Fellow Senators Stand Behind Alaska's Ted Stevens Despite Ongoing Federal Probe

Make no mistake, Sen. Ted Stevens still has plenty of friends. Despite a looming FBI corruption probe, Republican colleagues opened their wallets for their longtime colleague in recent months to support his re-election campaign.

The Alaska senator has more than $1 million in campaign cash and enjoyed tens of thousands of dollars in support from political action committees and campaign funds controlled by his fellow GOP lawmakers. This despite an FBI raid on his house and court testimony that an oil contractor paid employees to renovate the senator's home.

Utah Sen. Orrin Hatch led the way, donating $10,000 from his political action committee and another $4,000 from his campaign fund. Sens. Kay Bailey Hutchison of Texas and Kit Bond of Missouri each added $10,000 from their political action committees, according to campaign reports released Friday.

"Sen. Bond has supported his longtime friend and colleague Senator Stevens for many years," Bond spokeswoman Shana Marchio said Friday.

Mississippi Sen. Trent Lott's political action committee donated $5,000 and Colorado Sen. Wayne Allard's campaign chipped in $4,000. In all, the Stevens campaign raised more than $463,000 since July 1, making it one of the senator's most successful fundraising quarters.

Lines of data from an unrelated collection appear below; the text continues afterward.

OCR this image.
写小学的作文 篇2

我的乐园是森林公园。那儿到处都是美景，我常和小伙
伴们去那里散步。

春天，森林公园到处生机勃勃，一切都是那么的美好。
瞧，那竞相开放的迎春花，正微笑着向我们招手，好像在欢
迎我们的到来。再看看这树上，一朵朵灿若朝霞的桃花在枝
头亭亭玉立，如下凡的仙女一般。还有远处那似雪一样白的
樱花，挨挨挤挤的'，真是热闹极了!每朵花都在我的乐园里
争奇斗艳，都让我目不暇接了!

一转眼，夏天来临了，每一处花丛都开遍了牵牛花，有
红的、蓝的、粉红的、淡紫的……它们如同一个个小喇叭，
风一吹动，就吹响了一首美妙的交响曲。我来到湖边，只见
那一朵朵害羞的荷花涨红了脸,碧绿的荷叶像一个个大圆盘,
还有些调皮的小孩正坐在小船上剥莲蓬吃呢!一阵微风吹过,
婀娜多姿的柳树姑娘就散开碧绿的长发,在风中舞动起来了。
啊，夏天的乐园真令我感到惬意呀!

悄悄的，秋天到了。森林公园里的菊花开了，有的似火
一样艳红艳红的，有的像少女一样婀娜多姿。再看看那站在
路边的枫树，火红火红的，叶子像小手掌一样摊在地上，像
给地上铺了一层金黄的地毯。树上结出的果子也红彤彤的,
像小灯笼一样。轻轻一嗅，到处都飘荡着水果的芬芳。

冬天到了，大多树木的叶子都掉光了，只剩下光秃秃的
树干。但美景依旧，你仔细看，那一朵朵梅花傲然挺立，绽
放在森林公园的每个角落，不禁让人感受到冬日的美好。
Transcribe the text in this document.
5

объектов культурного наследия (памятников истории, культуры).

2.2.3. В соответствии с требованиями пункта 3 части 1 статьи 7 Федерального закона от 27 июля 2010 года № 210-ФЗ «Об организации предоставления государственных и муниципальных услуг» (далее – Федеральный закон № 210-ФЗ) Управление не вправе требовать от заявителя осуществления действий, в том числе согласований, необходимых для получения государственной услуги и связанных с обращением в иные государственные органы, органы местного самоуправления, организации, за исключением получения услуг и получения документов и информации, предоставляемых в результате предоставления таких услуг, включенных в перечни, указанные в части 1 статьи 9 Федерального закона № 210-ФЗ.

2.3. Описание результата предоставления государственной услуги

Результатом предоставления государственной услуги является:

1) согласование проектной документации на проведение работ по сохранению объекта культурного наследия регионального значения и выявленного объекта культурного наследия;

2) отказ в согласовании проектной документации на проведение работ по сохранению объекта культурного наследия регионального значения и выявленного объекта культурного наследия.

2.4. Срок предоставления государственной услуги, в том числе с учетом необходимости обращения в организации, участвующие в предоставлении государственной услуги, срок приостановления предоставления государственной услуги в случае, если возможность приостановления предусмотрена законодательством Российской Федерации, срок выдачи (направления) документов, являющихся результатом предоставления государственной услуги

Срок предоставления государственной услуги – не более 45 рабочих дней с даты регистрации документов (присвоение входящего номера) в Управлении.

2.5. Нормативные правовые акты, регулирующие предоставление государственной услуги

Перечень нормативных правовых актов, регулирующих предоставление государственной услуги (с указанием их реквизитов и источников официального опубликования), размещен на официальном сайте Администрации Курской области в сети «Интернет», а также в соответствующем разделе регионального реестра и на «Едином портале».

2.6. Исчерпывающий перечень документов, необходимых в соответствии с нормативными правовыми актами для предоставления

"It is significant that people who have known him a long time, whether they're Alaskans or other members of the Senate, support him and are being generous," said Stevens campaign treasurer Tim McKeever.

Though some watchdog groups have urged Stevens to relinquish his seat on the powerful Appropriations Committee, senators in both parties have said they won't rush to judgment.

Two little-known Democrats — Rocky Caldero and Frank Vondersaar — have filed paperwork to run for Stevens' seat. Alaska Gov. Sarah Palin has been mentioned as a possible Republican primary opponent for Stevens, who has held his seat since 1968.

The FBI is investigating Stevens' ties to oil services company VECO Corp. Founder Bill Allen, who has pleaded guilty to bribing lawmakers. Allen testified that his employees renovated the senator's house. Stevens has said he paid every bill he received and has denied any wrongdoing.